Before now, the smallest autonomous, programmable robots were more than a millimeter in size, an achievement first made more than two decades ago.
But attempts to shrink robotics any smaller hit a snag: the unique physics of the micrometer scale, where forces such as drag and viscosity take over from gravity and inertia.
"If you're small enough, pushing on water is like pushing through tar," explains Miskin.
The breakthrough was achieved by combining two recent inventions: a microscopic computer developed by University of Michigan researchers, and a specially designed propulsion system developed at the University of Pennsylvania.
The propulsion system doesn't rely on any moving parts; the microrobot has no limb-like extensions because they are hard to build small and would break easily.
Instead, it works by generating an electrical field that creates a flow of molecules around the robot's body.
"It's as if the robot is in a moving river, but the robot is also causing the river to move," says Miskin.
Cramming a computer onto such a tiny platform required a total rethink of computer programming and semiconductor circuits, says David Blaauw, a computer scientist at the University of Michigan.
The result is a microrobot, five years in the making, that can sync up with others, creating complex, moving groups similar to schools of fish.

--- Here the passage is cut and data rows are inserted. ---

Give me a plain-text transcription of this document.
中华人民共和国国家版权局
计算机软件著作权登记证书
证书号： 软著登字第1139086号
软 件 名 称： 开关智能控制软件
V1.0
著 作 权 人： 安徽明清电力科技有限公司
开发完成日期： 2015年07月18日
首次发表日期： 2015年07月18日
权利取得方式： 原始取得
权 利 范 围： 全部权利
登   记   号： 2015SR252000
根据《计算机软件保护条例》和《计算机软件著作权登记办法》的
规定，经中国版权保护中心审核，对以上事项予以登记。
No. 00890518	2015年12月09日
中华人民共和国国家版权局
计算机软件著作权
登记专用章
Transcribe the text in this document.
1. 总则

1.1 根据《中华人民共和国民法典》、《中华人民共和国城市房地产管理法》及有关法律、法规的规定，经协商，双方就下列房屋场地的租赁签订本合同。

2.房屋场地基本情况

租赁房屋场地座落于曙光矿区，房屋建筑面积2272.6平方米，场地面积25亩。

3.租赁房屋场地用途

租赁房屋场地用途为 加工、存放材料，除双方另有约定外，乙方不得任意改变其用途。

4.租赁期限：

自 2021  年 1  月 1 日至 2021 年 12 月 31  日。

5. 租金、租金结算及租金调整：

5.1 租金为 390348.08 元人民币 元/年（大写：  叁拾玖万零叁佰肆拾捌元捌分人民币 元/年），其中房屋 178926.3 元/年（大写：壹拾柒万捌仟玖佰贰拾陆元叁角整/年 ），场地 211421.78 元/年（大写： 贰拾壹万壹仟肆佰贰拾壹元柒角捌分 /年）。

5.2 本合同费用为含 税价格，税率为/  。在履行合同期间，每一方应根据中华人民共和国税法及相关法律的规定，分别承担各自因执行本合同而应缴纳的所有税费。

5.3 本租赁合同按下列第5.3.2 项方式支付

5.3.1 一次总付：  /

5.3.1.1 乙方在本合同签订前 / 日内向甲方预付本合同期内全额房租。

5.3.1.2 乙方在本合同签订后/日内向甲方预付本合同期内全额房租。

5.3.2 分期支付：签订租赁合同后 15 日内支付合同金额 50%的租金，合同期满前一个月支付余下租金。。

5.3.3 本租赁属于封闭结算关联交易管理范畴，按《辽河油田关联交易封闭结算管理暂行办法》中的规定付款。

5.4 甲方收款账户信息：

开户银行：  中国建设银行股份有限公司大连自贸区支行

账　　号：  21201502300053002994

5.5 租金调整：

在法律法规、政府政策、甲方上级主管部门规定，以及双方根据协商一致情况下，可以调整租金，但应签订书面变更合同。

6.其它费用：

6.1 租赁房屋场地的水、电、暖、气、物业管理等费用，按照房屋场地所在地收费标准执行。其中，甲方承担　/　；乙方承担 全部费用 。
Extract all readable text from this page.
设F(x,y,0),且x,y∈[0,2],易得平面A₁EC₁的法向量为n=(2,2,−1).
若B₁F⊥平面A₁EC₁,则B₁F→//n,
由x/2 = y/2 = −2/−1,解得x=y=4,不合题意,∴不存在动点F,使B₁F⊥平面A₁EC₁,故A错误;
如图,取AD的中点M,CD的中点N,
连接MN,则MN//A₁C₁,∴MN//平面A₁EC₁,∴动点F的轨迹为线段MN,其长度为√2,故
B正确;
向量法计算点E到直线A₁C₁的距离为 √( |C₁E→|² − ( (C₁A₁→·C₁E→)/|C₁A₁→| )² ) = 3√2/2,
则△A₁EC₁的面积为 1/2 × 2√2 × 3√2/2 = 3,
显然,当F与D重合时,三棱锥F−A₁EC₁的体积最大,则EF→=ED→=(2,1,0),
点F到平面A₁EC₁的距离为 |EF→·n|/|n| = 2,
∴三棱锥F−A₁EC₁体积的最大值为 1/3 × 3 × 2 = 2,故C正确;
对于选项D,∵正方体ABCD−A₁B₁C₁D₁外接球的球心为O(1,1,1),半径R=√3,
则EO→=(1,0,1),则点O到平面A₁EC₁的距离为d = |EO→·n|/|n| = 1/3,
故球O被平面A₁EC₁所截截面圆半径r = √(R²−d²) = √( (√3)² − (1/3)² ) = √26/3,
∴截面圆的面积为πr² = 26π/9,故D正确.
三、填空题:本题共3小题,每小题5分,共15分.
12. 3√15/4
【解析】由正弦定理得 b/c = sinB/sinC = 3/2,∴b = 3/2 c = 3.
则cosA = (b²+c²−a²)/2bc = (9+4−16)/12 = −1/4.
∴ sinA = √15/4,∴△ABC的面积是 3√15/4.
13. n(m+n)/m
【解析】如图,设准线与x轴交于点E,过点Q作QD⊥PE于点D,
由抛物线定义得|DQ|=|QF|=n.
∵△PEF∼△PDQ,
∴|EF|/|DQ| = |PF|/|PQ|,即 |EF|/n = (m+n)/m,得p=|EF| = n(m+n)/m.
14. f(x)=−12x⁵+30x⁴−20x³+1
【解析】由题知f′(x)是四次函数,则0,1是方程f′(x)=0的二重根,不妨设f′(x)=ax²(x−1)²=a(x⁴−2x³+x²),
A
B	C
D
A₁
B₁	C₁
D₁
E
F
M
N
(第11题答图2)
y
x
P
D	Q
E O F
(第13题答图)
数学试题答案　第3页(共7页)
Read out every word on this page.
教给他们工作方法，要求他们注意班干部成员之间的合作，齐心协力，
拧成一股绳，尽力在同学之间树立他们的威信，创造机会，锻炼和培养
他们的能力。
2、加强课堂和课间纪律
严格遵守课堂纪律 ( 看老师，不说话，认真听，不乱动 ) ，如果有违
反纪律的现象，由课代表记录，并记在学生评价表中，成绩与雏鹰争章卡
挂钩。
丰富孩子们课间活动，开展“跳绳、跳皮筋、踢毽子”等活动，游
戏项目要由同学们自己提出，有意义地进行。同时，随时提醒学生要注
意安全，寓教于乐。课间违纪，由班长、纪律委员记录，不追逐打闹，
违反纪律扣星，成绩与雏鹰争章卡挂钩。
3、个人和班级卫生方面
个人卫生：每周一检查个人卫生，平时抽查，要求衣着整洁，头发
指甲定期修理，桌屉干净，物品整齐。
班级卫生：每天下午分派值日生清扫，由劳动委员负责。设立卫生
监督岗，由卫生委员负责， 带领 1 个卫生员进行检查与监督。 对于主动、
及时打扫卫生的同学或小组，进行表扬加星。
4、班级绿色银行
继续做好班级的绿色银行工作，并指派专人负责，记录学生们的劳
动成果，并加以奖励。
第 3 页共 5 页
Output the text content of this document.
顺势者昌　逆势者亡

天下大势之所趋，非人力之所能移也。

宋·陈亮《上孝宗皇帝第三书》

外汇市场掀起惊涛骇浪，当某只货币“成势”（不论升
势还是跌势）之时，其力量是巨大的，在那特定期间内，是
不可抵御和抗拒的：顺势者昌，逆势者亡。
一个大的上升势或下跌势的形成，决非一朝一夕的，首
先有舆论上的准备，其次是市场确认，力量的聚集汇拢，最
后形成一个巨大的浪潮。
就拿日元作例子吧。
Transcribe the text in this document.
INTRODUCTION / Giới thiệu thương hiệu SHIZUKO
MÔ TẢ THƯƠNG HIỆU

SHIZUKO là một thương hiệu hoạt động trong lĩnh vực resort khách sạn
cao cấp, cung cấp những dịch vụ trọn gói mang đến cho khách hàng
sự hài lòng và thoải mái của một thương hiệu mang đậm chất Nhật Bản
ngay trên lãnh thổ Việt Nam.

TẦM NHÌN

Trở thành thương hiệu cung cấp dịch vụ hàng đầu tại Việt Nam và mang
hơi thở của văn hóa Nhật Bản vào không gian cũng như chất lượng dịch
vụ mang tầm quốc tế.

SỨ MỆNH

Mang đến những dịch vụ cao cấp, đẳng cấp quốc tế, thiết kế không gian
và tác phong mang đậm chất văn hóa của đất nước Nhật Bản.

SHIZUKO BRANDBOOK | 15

Theoretically, these groups could continue operating autonomously for months, provided they are charged by LED light on their solar panels.
The researchers are optimistic that in time, with further advances, they will be able to increase the onboard memory of their rudimentary robots to enable more complex programming that produces more sophisticated autonomous behaviors.
Perhaps one day a microscopic device like this one could become a guardian of our body's cellular health.
From little robots, big possibilities grow…
The study was published in Science Robotics.